Mehlhorn, K., Sagraloff, M., & Wang, P. (2013). From Approximate Factorization to Root Isolation with Application to Cylindrical Algebraic Decomposition. Retrieved from http://arxiv.org/abs/1301.4870.

Zitierlink: http://hdl.handle.net/11858/00-001M-0000-0018-AB2E-0
##### Zusammenfassung
We present an algorithm for isolating the roots of an arbitrary complex polynomial $p$ that also works for polynomials with multiple roots provided that the number $k$ of distinct roots is given as part of the input. It outputs $k$ pairwise disjoint disks each containing one of the distinct roots of $p$, and its multiplicity. The algorithm uses approximate factorization as a subroutine. In addition, we apply the new root isolation algorithm to a recent algorithm for computing the topology of a real planar algebraic curve specified as the zero set of a bivariate integer polynomial and for isolating the real solutions of a bivariate polynomial system.

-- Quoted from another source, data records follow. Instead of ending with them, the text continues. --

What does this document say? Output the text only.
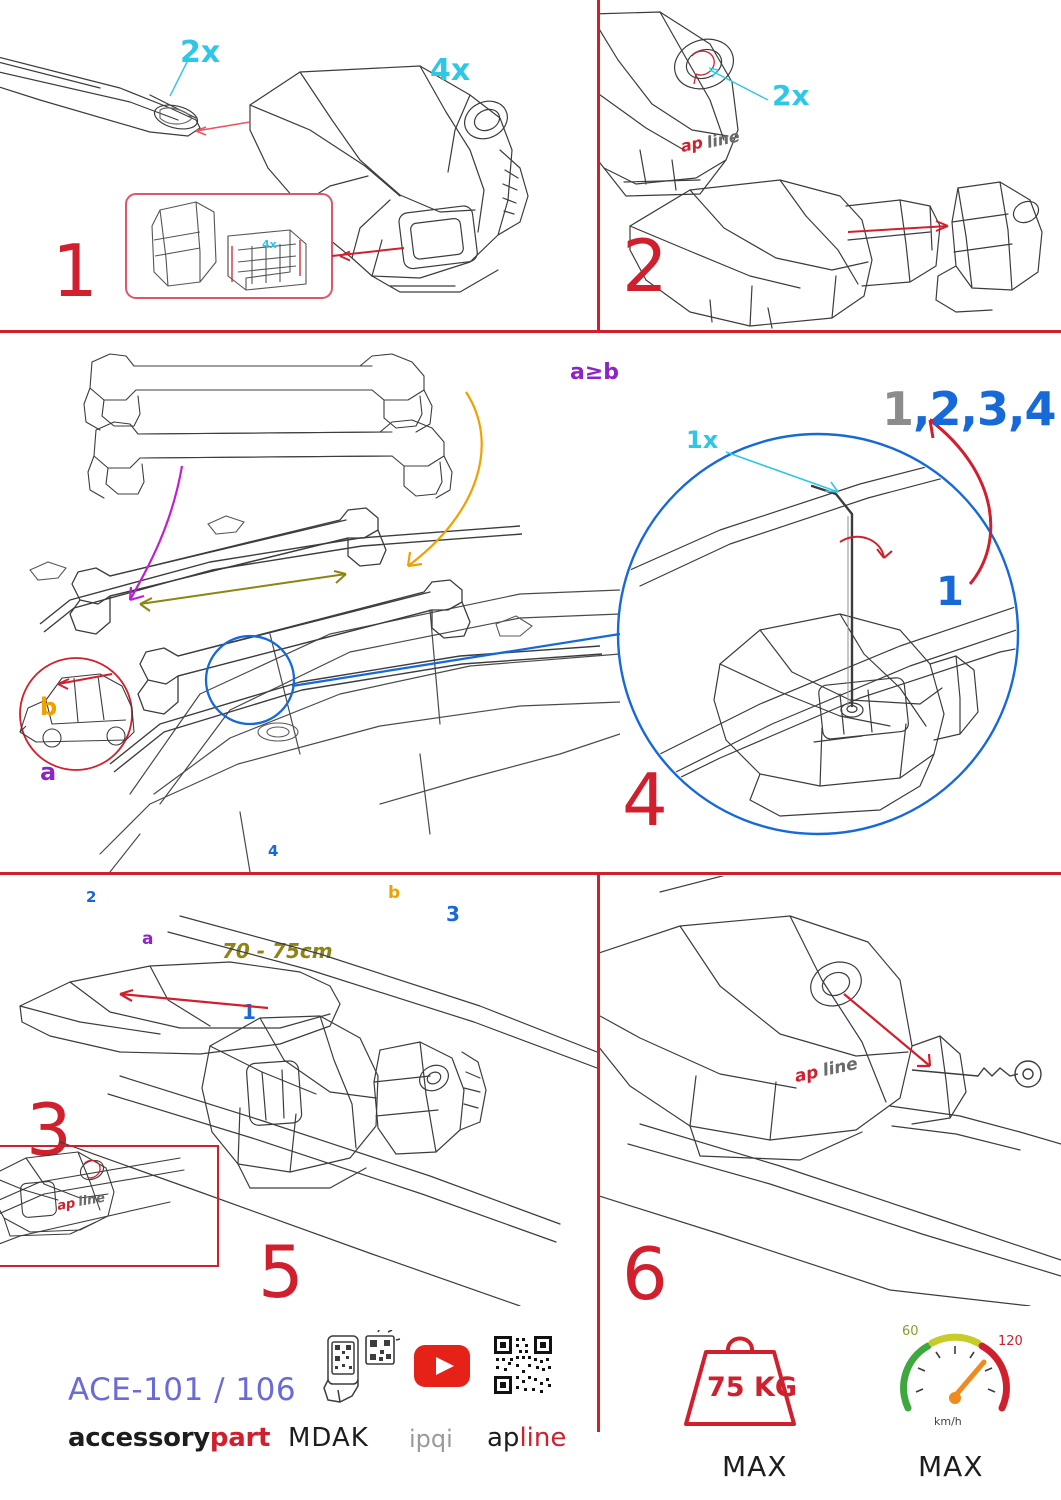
4x
2x
4x
1
ap line
2x
2
b
a
a
b
1
2
3
4
70 - 75cm
3
a≥b
1x
1
1,2,3,4
4
ap line
5
ap line
6
ACE-101 / 106
accessorypart MDAK ipqi apline
75 KG
MAX
60
120
km/h
MAX
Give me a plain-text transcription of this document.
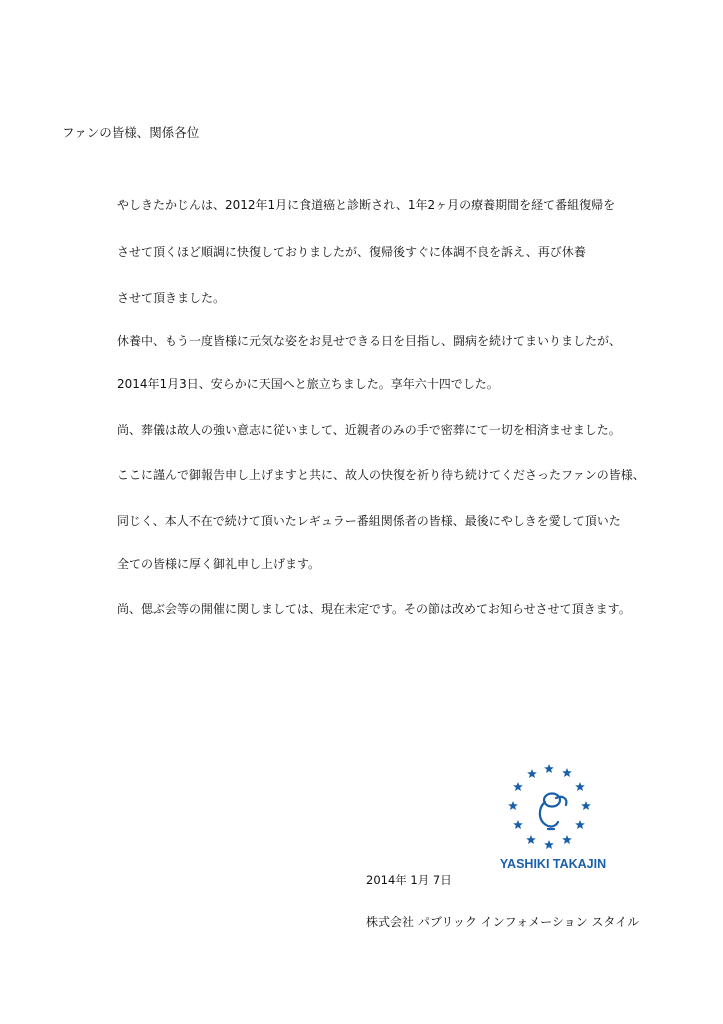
ファンの皆様、関係各位
やしきたかじんは、2012年1月に食道癌と診断され、1年2ヶ月の療養期間を経て番組復帰を
させて頂くほど順調に快復しておりましたが、復帰後すぐに体調不良を訴え、再び休養
させて頂きました。
休養中、もう一度皆様に元気な姿をお見せできる日を目指し、闘病を続けてまいりましたが、
2014年1月3日、安らかに天国へと旅立ちました。享年六十四でした。
尚、葬儀は故人の強い意志に従いまして、近親者のみの手で密葬にて一切を相済ませました。
ここに謹んで御報告申し上げますと共に、故人の快復を祈り待ち続けてくださったファンの皆様、
同じく、本人不在で続けて頂いたレギュラー番組関係者の皆様、最後にやしきを愛して頂いた
全ての皆様に厚く御礼申し上げます。
尚、偲ぶ会等の開催に関しましては、現在未定です。その節は改めてお知らせさせて頂きます。
YASHIKI TAKAJIN
2014年 1月 7日
株式会社 パブリック インフォメーション スタイル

For input polynomials of degree $n$ and bitsize $\tau$, we improve the currently best running time from $\tO(n^{9}\tau+n^{8}\tau^{2})$ (deterministic) to $\tO(n^{6}+n^{5}\tau)$ (randomized) for topology computation and from $\tO(n^{8}+n^{7}\tau)$ (deterministic) to $\tO(n^{6}+n^{5}\tau)$ (randomized) for solving bivariate systems.